Please note: there is only a short period between the first and second submission. I

strongly advise preparing the report well in advance throughout the development of the coursework.

As you know, the coursework is to be done in groups of three. Only one submission per group

is required. I don’t need to know who is in which group at the first submission but as as part of

the second submission we will require a declaration of who is in your group and how marks are to

be distributed amongst the members of your group. You will receive all feedback and your marks

by Friday May 26th. Please ensure that it is the same group member that submits for

both the first and second submissions.

Marks. This coursework counts for 40% of the total assessment for COMP2212. There are a

total of 40 marks available. These are distributed between the two submissions as follows:

You will receive the test results of Submission One prior to the second deadline but no marks

will be awarded until after Submission Two.

After Submission Two we will award up to 20 marks for the qualitative aspects of your solution,

as described in your programming language report.
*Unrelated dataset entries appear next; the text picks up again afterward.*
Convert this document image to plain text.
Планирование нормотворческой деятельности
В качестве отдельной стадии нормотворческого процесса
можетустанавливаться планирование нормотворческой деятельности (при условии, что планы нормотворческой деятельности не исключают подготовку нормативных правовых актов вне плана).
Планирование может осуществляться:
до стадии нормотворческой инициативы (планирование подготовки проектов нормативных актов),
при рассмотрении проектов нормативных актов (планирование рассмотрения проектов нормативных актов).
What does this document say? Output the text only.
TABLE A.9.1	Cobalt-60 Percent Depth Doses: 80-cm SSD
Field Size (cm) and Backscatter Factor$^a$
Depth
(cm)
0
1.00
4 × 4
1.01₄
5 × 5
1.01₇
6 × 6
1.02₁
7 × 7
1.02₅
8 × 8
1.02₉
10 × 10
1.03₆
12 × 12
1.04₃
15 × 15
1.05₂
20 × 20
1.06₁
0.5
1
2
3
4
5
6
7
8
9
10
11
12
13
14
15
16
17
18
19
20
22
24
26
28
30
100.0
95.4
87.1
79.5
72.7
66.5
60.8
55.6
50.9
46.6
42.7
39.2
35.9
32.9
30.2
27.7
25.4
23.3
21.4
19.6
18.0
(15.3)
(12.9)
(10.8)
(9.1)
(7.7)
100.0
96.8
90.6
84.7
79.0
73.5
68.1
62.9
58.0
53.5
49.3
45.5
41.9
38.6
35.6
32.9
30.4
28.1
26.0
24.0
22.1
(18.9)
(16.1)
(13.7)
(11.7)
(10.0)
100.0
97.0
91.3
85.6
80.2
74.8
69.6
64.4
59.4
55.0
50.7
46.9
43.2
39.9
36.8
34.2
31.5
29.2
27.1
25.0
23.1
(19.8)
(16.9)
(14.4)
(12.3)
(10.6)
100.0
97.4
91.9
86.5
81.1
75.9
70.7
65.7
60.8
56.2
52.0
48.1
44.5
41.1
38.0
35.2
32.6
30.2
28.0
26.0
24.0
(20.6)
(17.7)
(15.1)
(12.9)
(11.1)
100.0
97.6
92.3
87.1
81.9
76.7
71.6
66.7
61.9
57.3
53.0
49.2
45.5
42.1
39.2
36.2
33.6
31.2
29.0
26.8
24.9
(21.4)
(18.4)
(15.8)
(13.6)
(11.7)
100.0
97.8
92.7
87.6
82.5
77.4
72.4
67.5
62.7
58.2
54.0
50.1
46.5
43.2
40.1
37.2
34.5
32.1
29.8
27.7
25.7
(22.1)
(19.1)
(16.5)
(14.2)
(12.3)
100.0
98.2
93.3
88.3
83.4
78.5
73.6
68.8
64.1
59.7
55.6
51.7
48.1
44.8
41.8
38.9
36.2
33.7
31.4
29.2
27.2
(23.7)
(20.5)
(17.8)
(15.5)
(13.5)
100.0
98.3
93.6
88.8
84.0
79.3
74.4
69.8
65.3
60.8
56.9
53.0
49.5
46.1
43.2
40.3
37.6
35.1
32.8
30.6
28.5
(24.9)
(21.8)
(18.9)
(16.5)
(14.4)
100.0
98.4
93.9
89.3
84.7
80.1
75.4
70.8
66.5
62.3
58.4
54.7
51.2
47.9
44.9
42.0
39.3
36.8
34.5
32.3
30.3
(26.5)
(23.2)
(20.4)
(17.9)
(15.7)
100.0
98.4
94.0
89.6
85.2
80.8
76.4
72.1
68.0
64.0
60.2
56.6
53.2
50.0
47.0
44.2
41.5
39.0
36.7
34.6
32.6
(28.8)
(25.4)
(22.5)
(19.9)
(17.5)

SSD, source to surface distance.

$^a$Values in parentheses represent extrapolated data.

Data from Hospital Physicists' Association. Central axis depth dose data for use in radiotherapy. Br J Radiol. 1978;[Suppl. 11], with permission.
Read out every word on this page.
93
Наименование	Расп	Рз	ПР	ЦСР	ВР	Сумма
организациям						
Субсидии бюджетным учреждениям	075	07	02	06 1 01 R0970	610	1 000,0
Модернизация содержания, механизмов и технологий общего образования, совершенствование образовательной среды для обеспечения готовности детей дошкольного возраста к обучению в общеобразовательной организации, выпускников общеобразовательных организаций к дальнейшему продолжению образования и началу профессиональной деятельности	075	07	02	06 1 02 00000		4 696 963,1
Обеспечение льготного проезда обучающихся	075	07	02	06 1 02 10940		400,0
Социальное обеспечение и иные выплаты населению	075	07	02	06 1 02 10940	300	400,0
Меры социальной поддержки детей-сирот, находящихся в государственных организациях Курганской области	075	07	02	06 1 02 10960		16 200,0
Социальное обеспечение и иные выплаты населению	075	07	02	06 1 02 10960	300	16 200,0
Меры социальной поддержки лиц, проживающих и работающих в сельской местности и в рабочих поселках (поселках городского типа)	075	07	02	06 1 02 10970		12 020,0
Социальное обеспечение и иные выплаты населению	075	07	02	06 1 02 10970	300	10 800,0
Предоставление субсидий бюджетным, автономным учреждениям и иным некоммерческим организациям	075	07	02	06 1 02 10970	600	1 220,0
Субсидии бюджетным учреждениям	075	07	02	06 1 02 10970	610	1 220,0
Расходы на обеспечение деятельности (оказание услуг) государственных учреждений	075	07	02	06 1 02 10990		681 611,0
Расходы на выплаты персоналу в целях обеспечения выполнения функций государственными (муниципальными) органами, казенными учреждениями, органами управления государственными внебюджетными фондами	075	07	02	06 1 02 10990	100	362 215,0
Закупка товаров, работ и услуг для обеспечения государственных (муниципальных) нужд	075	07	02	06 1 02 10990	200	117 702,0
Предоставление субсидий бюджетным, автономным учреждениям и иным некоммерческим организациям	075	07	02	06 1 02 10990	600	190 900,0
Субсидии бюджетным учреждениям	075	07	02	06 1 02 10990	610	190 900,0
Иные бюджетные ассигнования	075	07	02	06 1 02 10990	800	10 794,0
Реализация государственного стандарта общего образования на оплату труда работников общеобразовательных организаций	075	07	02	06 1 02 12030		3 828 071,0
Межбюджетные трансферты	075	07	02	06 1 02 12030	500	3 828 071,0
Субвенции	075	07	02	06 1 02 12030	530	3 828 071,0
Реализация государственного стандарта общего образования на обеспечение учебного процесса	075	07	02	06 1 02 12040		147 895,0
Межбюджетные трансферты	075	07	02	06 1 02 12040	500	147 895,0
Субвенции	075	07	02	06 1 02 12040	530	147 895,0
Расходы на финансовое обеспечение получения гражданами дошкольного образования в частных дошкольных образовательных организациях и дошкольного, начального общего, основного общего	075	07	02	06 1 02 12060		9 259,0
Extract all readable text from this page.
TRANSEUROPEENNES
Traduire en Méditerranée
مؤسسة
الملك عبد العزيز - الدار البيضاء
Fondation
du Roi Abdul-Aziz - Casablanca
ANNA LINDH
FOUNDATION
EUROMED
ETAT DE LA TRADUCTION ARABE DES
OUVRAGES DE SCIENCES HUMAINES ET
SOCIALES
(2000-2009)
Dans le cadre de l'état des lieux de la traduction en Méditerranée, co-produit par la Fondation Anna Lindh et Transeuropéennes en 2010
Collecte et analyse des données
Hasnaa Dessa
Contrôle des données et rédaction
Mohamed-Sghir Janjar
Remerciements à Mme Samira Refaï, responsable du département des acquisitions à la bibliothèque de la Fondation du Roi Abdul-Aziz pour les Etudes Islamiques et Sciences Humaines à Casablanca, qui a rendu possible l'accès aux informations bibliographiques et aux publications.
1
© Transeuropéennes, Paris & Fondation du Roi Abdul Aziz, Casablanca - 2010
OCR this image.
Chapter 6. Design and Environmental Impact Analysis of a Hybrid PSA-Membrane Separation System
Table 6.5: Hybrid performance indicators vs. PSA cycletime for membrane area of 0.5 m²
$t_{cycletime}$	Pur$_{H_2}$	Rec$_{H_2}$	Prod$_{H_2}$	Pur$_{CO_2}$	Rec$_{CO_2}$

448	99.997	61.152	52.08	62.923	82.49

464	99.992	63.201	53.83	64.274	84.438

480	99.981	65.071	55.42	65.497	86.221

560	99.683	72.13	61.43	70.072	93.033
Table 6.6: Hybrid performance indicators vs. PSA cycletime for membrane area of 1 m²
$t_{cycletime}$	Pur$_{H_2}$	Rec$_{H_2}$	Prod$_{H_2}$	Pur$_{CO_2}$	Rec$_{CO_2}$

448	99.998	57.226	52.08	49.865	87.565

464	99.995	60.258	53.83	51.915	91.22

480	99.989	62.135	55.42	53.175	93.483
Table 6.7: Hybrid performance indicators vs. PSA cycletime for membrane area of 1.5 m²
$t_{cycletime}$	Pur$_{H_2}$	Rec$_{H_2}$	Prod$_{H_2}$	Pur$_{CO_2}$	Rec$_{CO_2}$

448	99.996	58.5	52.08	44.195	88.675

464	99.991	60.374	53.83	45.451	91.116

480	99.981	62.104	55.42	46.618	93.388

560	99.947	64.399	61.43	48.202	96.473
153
We will also award up to 20 marks for your

solutions to the ten problems. For each problem there will be 2 marks available for functional

correctness only.

You have the option of resubmitting the interpreter after receiving your testing results from

Submission One. This will however incur a 50% penalty on the marks for functional correctness of

all ten problems. Therefore, if you decide to resubmit your interpreter in the second submission

the maximum possible total coursework mark is capped at 30 marks (20 for the report plus 10 for

functional correctness).

Any late submission to either component will be treated as a late submission overall and will

be subject to the standard university penalty of 10% per working day late.